Le Seigneur Bienheureux dit : On dit que l'arbre Asvattha, dont les racines sont en haut et les branches en bas, et dont les hymnes védiques sont les feuilles, est impérissable. Celui qui le connaît est un connaisseur des Vedas.
Ses branches, s'étendant vers le bas et vers le haut, sont nourries par les guṇas et ont les objets des sens pour jeunes pousses. Et ses racines, qui engendrent les actions, s'étendent vers le bas dans le monde des hommes.
Sa forme n'est pas perçue ici telle quelle ; ni sa fin, ni son origine, ni sa permanence. Ayant abattu cet Asvattha aux racines profondément enracinées, avec la forte épée du non-attachement,
Ensuite, cet état doit être recherché, où, une fois parvenus, ils ne reviennent plus. Je me réfugie en ce Purusha primordial Lui-même, d'où a jailli la manifestation éternelle.
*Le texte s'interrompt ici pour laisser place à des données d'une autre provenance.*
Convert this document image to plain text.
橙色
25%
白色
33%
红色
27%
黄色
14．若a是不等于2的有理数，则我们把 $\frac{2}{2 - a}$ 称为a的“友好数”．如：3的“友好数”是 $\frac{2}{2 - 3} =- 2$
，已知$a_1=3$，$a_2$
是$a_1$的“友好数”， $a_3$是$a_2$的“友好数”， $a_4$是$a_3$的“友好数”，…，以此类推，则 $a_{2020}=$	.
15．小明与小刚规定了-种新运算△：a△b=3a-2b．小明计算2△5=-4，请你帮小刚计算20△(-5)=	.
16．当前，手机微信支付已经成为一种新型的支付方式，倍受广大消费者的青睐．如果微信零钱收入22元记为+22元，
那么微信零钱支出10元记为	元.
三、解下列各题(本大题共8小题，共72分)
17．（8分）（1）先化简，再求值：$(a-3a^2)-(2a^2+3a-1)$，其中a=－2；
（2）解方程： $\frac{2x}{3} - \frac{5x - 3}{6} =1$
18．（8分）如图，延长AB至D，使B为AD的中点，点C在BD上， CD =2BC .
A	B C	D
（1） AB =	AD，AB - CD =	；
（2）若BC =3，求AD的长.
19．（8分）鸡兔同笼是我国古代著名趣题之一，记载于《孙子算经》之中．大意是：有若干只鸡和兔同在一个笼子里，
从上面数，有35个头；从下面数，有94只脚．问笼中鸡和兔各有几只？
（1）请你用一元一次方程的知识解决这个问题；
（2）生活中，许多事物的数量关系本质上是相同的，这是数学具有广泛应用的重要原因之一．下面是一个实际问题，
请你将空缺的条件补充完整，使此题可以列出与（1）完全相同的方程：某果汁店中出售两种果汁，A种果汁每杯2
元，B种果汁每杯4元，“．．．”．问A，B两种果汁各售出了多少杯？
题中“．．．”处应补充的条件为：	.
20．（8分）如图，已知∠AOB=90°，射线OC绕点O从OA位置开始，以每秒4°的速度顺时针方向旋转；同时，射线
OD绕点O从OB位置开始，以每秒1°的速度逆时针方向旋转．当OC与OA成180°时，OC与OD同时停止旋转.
Ceux qui sont libres d'orgueil et d'illusion, qui ont vaincu le mal de l'attachement, qui sont constamment dévoués à la spiritualité, dont les désirs se sont entièrement détournés, libérés des dualités nommées bonheur et souffrance, ces sages atteignent cet état impérissable.
Ni le soleil, ni la lune, ni le feu n'illuminent Cela. C'est Ma demeure suprême, où, une fois parvenus, ils ne reviennent plus.
C'est en vérité une partie de Moi qui, devenue l'âme individuelle éternelle dans le monde des êtres vivants, attire (à elle) les organes, avec le mental comme sixième, et qui résident dans la Prakriti.
Lorsque le maître (l'âme individuelle) prend un corps, et aussi lorsqu'il le quitte, il emporte avec lui ces (sens et le mental), comme le vent emporte les parfums de leurs réceptacles (les fleurs).
En présidant sur l'oreille, l'œil, le toucher, la langue, ainsi que le nez et le mental, cette (âme) jouit des objets des sens.
Les personnes diversement égarées ne Le voient pas, même quand Il quitte ou réside (dans ce corps), ou qu'Il expérimente, ou qu'Il est en association avec les qualités (guna). Ceux qui possèdent l'œil de la connaissance, eux, Le voient.
Et les yogis qui s'efforcent Le voient établi en eux-mêmes. Mais ceux qui manquent de discernement et de maîtrise de soi ne Le voient pas, même s'ils s'efforcent.
Cette lumière dans le soleil qui illumine le monde entier, celle qui est dans la lune, et celle qui est dans le feu, sache que cette lumière est Mienne.
Et pénétrant la terre, Je soutiens les êtres par Mon pouvoir (ojas) ; et Je nourris toutes les plantes en devenant Soma, qui est de la nature de la sève.
Devenu Vaiśvānara et résidant dans les corps des créatures, Je, en association avec Prāṇa et Apāna, digère les quatre sortes de nourriture.
Je suis établi dans le cœur de tous les êtres. De Moi viennent la mémoire, la connaissance et l'oubli. Par tous les Védas, Je suis le seul à être connu. En vérité, Je suis l'auteur du Vedānta et le connaisseur des Védas.
Il y a deux sortes d'êtres dans le monde : le périssable (Kṣara) et l'impérissable (Akṣara). Le périssable comprend tous les êtres ; celui qui existe comme Māyā est appelé l'impérissable.
Mais différent est l'Être suprême, qui est désigné comme le Soi transcendantal, qui, pénétrant les trois mondes, les soutient, et est le Seigneur impérissable.
Puisque Je suis transcendantal au périssable et supérieur même à l'impérissable, c'est pourquoi Je suis bien connu dans le monde et dans les Védas comme l'Être suprême (Puruṣottama).
Ô descendant de la dynastie de Bharata, celui qui, étant libre d'illusion, Me connaît ainsi comme l'Être suprême, celui-là est omniscient et M'adore de tout son être.
Ô toi sans péché, cette écriture la plus secrète M'a ainsi été révélée. En la comprenant, on devient sage et ses devoirs sont accomplis, ô descendant de la dynastie des Bharata.